Une alternative séduisante

Dans certains cas, l’armée rebelle offre aux enfants ce qu’ils perçoivent ici comme un débouché passionnant et un moyen de soutien financier indispensable pour leurs familles dans la province de Vakaga,  touchée par la pauvreté et l’insécurité. Cela peut constituer une alternative séduisante à l’école ou à une vie familiale difficile, une chance pour la liberté et la responsabilité.

« L’armée m’a donné l’occasion de subvenir à mes propres besoins », affirme Modest, 14 ans.

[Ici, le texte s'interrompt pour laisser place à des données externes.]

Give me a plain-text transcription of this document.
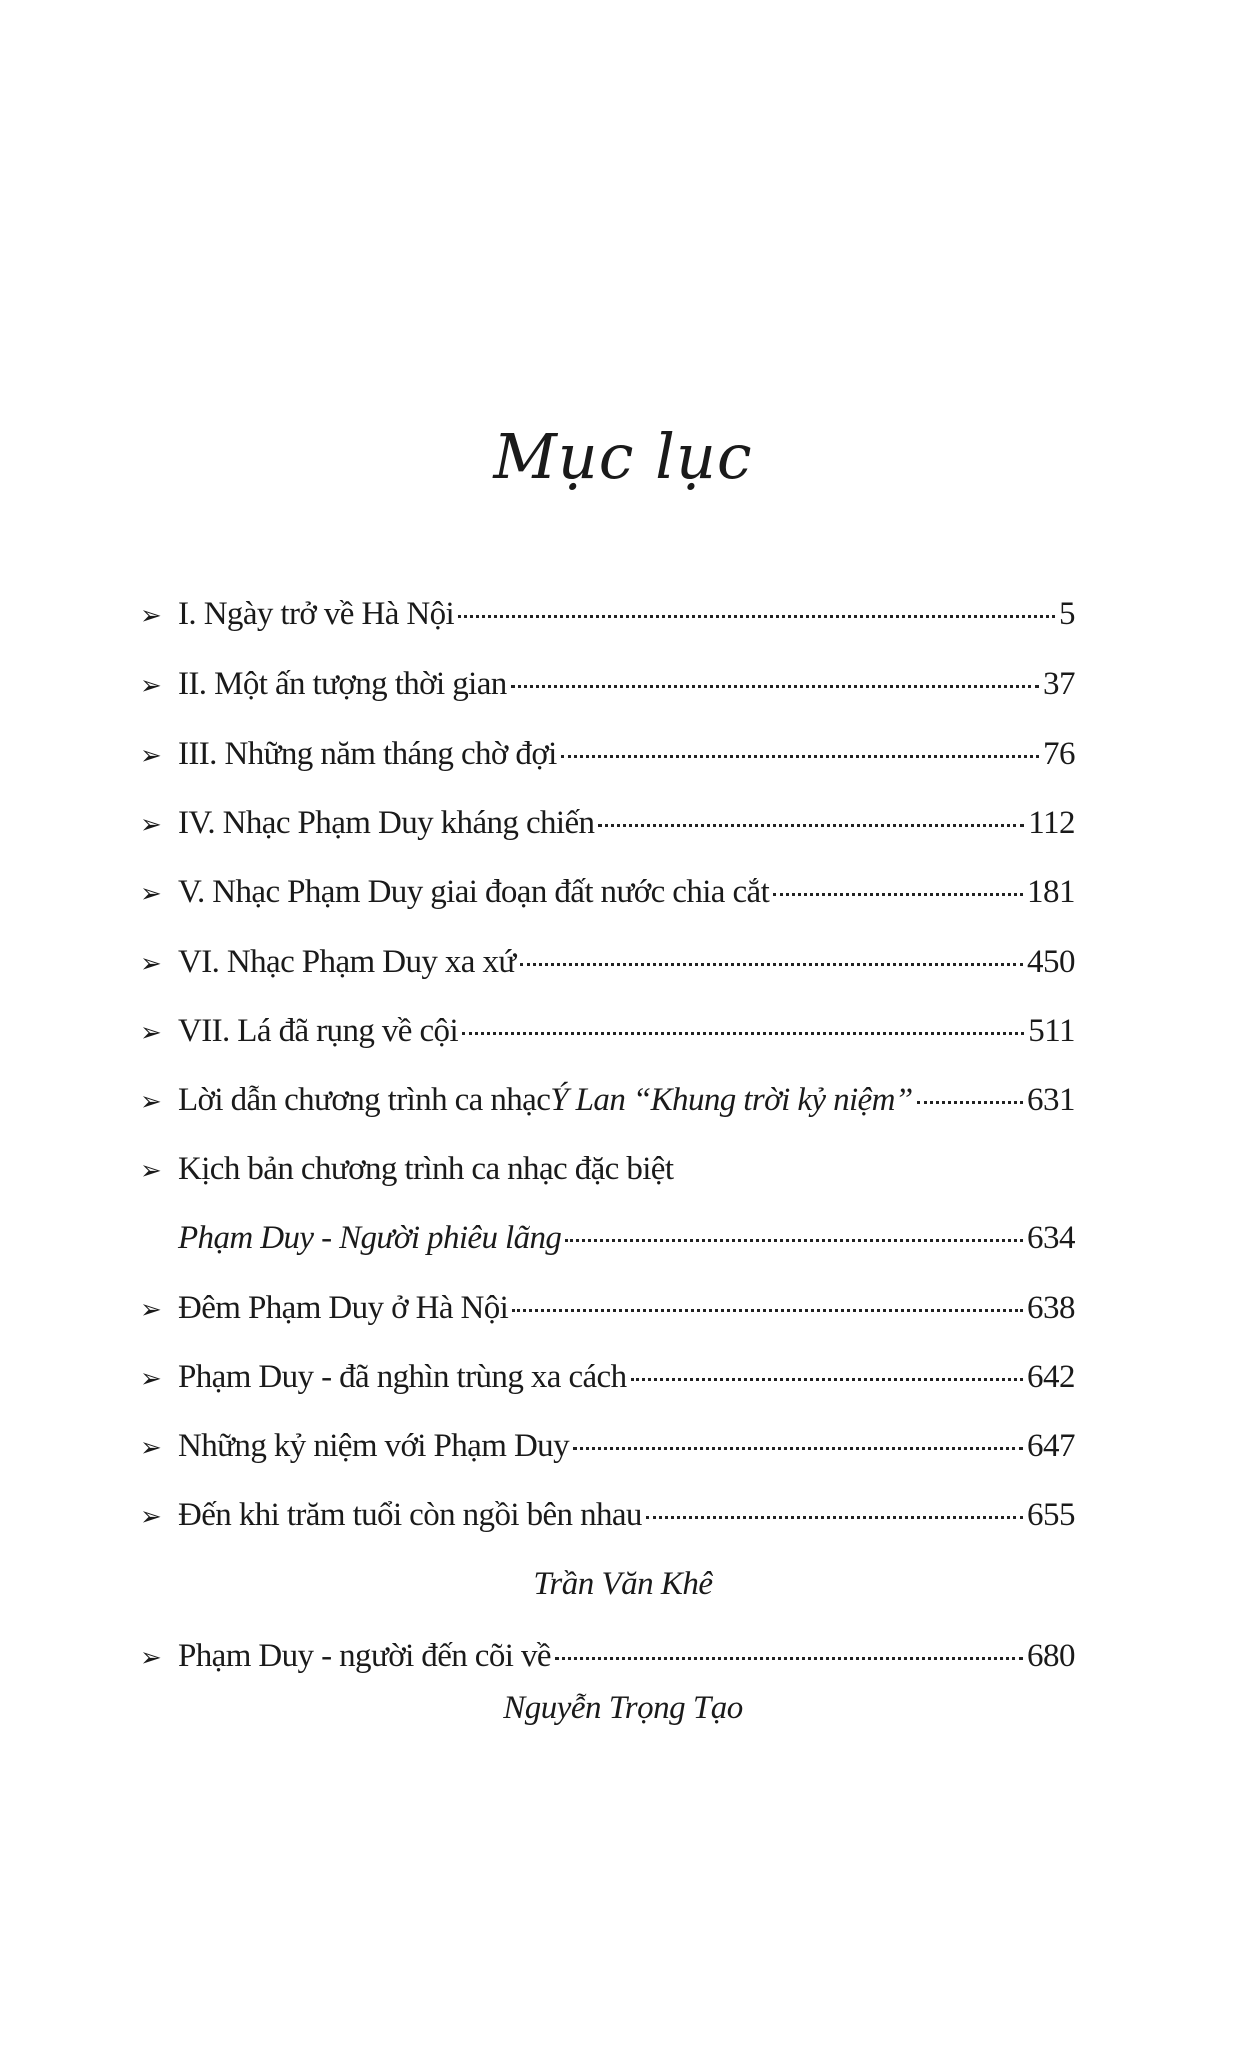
Mục lục
➢ I. Ngày trở về Hà Nội	5
➢ II. Một ấn tượng thời gian	37
➢ III. Những năm tháng chờ đợi	76
➢ IV. Nhạc Phạm Duy kháng chiến	112
➢ V. Nhạc Phạm Duy giai đoạn đất nước chia cắt	181
➢ VI. Nhạc Phạm Duy xa xứ	450
➢ VII. Lá đã rụng về cội	511
➢ Lời dẫn chương trình ca nhạc Ý Lan “Khung trời kỷ niệm”	631
➢ Kịch bản chương trình ca nhạc đặc biệt
Phạm Duy - Người phiêu lãng	634
➢ Đêm Phạm Duy ở Hà Nội	638
➢ Phạm Duy - đã nghìn trùng xa cách	642
➢ Những kỷ niệm với Phạm Duy	647
➢ Đến khi trăm tuổi còn ngồi bên nhau	655
Trần Văn Khê
➢ Phạm Duy - người đến cõi về	680
Nguyễn Trọng Tạo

Juché sur le bord d’une souche d’arbre, tenant sa Kalachnikov d’une main ferme, Modest est moins excité par la cérémonie de démobilisation qu’Ahmed. Bien qu’il soit impatient d’être réuni avec sa famille (sa mère vit actuellement au Tchad dans un camp de réfugiés, son père dans la capitale de la république centrafricaine, Bangui), Modest affirme que les rebelles lui ont apporté sécurité et éducation.

A la reconquête de l’enfance

Modest ajoute qu’il veut rejoindre les forces armées nationales. Ahmed veut devenir mécanicien.

Le programme de l’UNICEF de désarmement, de démobilisation et de réinsertion tente de couvrir une telle diversité d’espoirs pour l’avenir. Les chances d’aller à l’école, d’être réuni avec les membres de sa famille et de recevoir une formation professionnelle sont chacune des aspects de ce programme qui a pour but de permettre aux enfants d’être pleinement réinsérés au sein de leurs communautés et de vivre finalement la vie qu’ils ont choisie.

L’UNICEF contribue aussi à apporter soins de santé,  scolarisation,  eau salubre et assainissement dans la région de Vakaga. Cette partie importante du processus de remise en état et de développement n’est pas destinée aux seuls enfants mais également aux communautés auxquelles ils appartiennent.

Avec un nouveau départ, ces enfants auront une chance de reconquérir leur enfance, une étape vitale pour la République centrafricaine pour devenir une nation pacifique et prospère.